By Hui Zhang
Figure 1: The demo reprocessing and MOX facilities under construction at Jinta, Gansu. Satellite image from 1 March 2020 (Coordinates: 40.333750, 98.494167). Credit: DigitalGlobe. Note that significant construction activities for reprocessing facility project II likely started after December 2020. This March 2020 image just shows related ground preparations.
Commercial bidding and purchase documents and other accounts suggest China is likely to start construction of a second spent fuel reprocessing plant of the same capacity and at the same site as its first such plant, the CNNC Gansu Nuclear Technology Industrial Park in Jinta, Gansu province.
Since 2015, China has been constructing a civilian "demonstration" reprocessing plant for spent light-water reactor fuel, with a capacity of 200 tons per year (tons of Heavy Metal, tHM/year). The construction activities and equipment purchases suggest that this first plant (Project I) could complete its civil engineering stage and begin equipment installment in late 2020. Project 1 is expected to be operational in 2025. The start of work on the second reprocessing plant (Project II) in late 2020 or early 2021 suggests that it could be commissioned before 2030.
In contrast to the launch of construction of Project I, there have been no official statements or news coverage so far concerning this new facility. There have been a number of announcements, however, including bid requests for various studies and services for "spent fuel demonstration reprocessing plant project II":
- Jiangsu Shentong company, an equipment supplier, stated in a report dated 18 November 2019 that the China National Nuclear Corporation planned to build two 200 tHM/year reprocessing plants according to CNNC's 2012 "Long Teng 2020" (Dragon Soars 2020) technology innovation plan.
- Bid for investigation of the impact of Project II on the environment and the adjacent community to be completed by 28 February 2021(posted on 5 November 2020).
- Bid for supplementary investigation of average and extreme weather conditions in the Project II area for completion by 28 February 2021 (posted on 5 November 2020).
- Bid for analysis of the environmental noise around the site of Project II, with completion required before 30 December 2020 (posted on 2 November 2020).
- Bid for statistical analysis of meteorological parameters required for the design of the heating, ventilation, and air-conditioning system for Project II (posted on 9 December 2020).
- Bid for design of auxiliary facilities for Project II with a bidding period of 28 February 2021 to 5 March 2021 (posted on 28 February 2021).
Satellite images suggest that, as of November 2019 the buildings hosting spent fuel reception pools for the first demonstration reprocessing plant seem to have been finished and the high stack of the first reprocessing plant is also complete. The main processing buildings were under construction. The company started to order equipment for the reprocessing line in the same period. In December 2019, CNNC called for a bid for a fluidized-bed facility for the reprocessing plant to be received by September 2020. In January 2020, the company finished the bidding process for procurement of a nitrogen oxide exhaust gas treatment system.
Since 2018 CNNC has also been building a demonstration mixed uranium-plutonium oxide (MOX) fuel fabrication line with a capacity of 20 tons/year near the demonstration reprocessing plant. In 2019, the company started to order equipment for the MOX fabrication line. The civil engineering stage was expected to be completed and equipment installation started in 2020, with the plant to be commissioned by 2025.
The two 200 tHM/year per year reprocessing plants, operating at 50% capacity, and the 20 tons per year MOX plant could support the plutonium needs (about 2 tons of plutonium) of China's two CFR600 fast reactors under construction at Xiapu, Fujian Province. Construction on these reactors started in December 2017 and December 2020, and they are planned to be operational in 2023 and 2026 respectively. The first CFR600 will commence operating with HEU fuel rather than MOX; Russia's TVEL contracted in 2019 to supply the initial HEU core and reloads for seven years. It is currently unclear if the second reactor also will start out with HEU fuel or operate only with domestic MOX fuel.

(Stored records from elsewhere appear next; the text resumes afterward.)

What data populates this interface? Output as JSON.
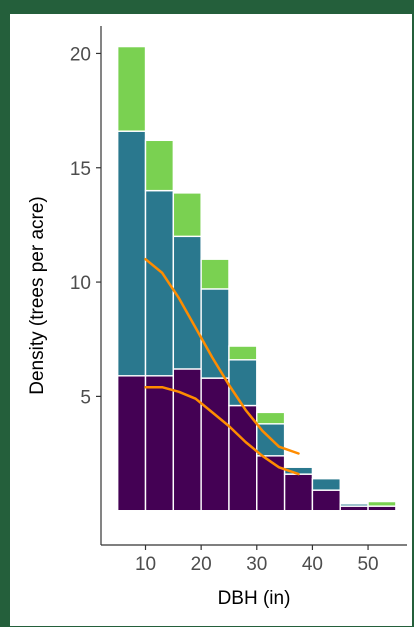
{
  "chart_data": {
    "type": "bar",
    "stacked": true,
    "title": "",
    "xlabel": "DBH (in)",
    "ylabel": "Density (trees per acre)",
    "xlim": [
      2,
      57
    ],
    "ylim": [
      -1.5,
      21.2
    ],
    "xticks": [
      10,
      20,
      30,
      40,
      50
    ],
    "yticks": [
      5,
      10,
      15,
      20
    ],
    "bar_width": 5,
    "x": [
      7.5,
      12.5,
      17.5,
      22.5,
      27.5,
      32.5,
      37.5,
      42.5,
      47.5,
      52.5
    ],
    "series": [
      {
        "color": "#440154",
        "values": [
          5.9,
          5.9,
          6.2,
          5.8,
          4.6,
          2.4,
          1.6,
          0.9,
          0.2,
          0.2
        ]
      },
      {
        "color": "#2a788e",
        "values": [
          10.7,
          8.1,
          5.8,
          3.9,
          2.0,
          1.4,
          0.3,
          0.5,
          0.1,
          0.0
        ]
      },
      {
        "color": "#7ad151",
        "values": [
          3.7,
          2.2,
          1.9,
          1.3,
          0.6,
          0.5,
          0.0,
          0.0,
          0.0,
          0.2
        ]
      }
    ],
    "trend_lines": [
      {
        "color": "#ff8c00",
        "x": [
          10,
          13,
          16,
          19,
          22,
          25,
          28,
          31,
          34,
          37.5
        ],
        "y": [
          11.0,
          10.4,
          9.3,
          8.0,
          6.7,
          5.5,
          4.4,
          3.5,
          2.8,
          2.5
        ]
      },
      {
        "color": "#ff8c00",
        "x": [
          10,
          13,
          16,
          19,
          22,
          25,
          28,
          31,
          34,
          37.5
        ],
        "y": [
          5.4,
          5.4,
          5.2,
          4.9,
          4.3,
          3.7,
          3.0,
          2.4,
          1.9,
          1.6
        ]
      }
    ],
    "grid": false,
    "legend": "none"
  }
}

Based on the MOX fuel requirements of Russia's prototype BN800 fast reactor (an initial core of 15.8 tons of MOX with 20.5% plutonium content), each CFR600 could require an initial core of about 10 tons of MOX fuel. Assuming the CFR600 MOX fuel contains about 20% plutonium, the initial MOX core would require about 2 tons of plutonium. The 200 tons of spent light water reactor fuel processed annually by each of the reprocessing plants that are under construction would also contain about 2 tons of plutonium. Operating at a capacity of 20 tons per year the demonstration MoX plant could produce these two initial cores in a year. Thereafter, each CFR600 may require about 5.5 tons per year of MOX, containing about 1 ton of plutonium (assuming each has a power of 1500 MWt, and average burnup of 80 Mwt-day/kgHM, and a capacity factor of about 80%).